А ноябрьские демонстрации всегда представлялись мне грязными, холодными, пьяными и кровавыми: в раннем-прераннем детстве — может, в три или четыре годика — увидел я пьяное кровопролитие на демонстрации, и взрослые, увлеченные отвратным зрелищем, не успели закрыть мне глаза ладошкой, а может, им это и в голову не пришло, ведь они были убеждены, что я ничегошеньки не понимаю и никаких чувств испытывать просто не могу, как не может их испытывать наша бедная киска Лиска.

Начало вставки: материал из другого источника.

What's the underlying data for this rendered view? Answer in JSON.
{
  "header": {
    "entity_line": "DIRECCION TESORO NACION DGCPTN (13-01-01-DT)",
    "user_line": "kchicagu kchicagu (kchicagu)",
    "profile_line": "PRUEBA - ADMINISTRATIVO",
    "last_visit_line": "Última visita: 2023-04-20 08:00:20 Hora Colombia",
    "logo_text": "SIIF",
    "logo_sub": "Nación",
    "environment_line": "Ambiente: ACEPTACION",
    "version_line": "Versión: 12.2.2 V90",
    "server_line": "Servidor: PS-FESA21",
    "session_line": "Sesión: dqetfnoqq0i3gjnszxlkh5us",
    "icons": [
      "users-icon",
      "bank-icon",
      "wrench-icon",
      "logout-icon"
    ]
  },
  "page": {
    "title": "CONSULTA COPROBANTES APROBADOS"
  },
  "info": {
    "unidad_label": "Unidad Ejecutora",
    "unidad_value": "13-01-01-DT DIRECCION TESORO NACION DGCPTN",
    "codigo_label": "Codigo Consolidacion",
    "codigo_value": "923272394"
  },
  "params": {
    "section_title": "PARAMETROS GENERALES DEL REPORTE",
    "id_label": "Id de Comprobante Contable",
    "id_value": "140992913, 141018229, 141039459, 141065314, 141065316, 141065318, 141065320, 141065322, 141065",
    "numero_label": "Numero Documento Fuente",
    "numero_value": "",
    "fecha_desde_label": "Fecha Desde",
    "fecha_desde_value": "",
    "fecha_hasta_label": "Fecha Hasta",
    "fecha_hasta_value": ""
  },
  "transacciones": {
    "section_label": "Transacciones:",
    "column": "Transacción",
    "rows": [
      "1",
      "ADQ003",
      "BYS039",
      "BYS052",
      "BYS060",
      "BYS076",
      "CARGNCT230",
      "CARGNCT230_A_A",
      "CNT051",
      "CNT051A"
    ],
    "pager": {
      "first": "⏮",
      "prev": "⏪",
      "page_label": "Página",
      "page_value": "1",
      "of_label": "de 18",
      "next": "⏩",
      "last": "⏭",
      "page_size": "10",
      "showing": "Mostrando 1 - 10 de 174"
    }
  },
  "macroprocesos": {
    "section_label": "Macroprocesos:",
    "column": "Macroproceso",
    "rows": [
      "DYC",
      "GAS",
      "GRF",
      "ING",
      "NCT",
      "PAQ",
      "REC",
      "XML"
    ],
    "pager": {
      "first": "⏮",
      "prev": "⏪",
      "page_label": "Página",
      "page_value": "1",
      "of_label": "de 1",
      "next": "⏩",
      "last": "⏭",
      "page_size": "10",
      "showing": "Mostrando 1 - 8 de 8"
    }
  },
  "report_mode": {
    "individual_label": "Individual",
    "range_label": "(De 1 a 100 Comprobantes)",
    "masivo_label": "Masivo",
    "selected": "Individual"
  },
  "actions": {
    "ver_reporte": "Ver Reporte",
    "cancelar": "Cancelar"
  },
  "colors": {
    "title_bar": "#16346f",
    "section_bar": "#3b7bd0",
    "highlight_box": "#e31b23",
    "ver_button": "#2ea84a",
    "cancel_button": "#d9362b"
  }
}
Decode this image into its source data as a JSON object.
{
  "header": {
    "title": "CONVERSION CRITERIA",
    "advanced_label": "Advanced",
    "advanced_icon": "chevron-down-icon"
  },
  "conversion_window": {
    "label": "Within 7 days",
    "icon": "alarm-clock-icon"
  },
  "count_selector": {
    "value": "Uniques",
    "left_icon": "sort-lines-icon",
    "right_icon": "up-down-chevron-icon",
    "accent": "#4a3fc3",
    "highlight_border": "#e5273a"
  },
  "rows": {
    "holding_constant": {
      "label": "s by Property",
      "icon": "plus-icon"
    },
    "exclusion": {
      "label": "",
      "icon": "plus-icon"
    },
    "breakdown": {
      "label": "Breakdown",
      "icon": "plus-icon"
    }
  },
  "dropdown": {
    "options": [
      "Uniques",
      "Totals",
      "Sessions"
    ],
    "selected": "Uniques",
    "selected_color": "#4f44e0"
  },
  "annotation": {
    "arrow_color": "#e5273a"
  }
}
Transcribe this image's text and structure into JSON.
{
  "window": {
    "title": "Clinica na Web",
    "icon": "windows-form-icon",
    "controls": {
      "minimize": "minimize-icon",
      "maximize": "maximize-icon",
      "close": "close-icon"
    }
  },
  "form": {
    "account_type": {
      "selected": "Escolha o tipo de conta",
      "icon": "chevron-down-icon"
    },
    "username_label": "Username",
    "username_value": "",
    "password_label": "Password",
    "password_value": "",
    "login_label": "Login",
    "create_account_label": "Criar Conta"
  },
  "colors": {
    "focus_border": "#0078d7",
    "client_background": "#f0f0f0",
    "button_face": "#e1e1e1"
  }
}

Часть вторая. Базарные дни
1
На мое шестилетие, в середине того дождливого июня 1970 года, папа с любовью настраивал нашу громоздкую гордость — катушечный магнитофон с косой надписью «Комета», прилаживал микрофон. И говорил в него, что сегодня Саша дает свое первое в жизни интервью.
— Кем ты хочешь стать, когда вырастешь? — спрашивал папа в микрофон и тут же протягивал его мне.
— Я хочу стать пожарником, — нудно, заученно отвечал я, отстраняясь от микрофона.
А потом папа фотографировал меня и Катю своим фотоаппаратом «ФЭД2».
— А ты меня не будешь обижать? — несколько раз спросила Катя, кривляясь перед микрофоном.
Странный вопрос! Я никогда ее не обижал.
Пожарным я быть не хотел, ну, то есть можно, конечно, все-таки это почти как летчиком… Но лучше летчиком, если уж не получится стать путешественником. А пожарным… Просто мимо бабушкиного дома с визгом, похожим на визг многих поросят, только поросят мертвых, визжащих с того света, проносились иногда две-три пожарные машины, и я замирал от ужаса, заслышав этот загробный визг, по затылку ползли морозные мурашки. И мои детские заявления, что, мол, хочу стать пожарником, были попыткой доказать, что я не боюсь.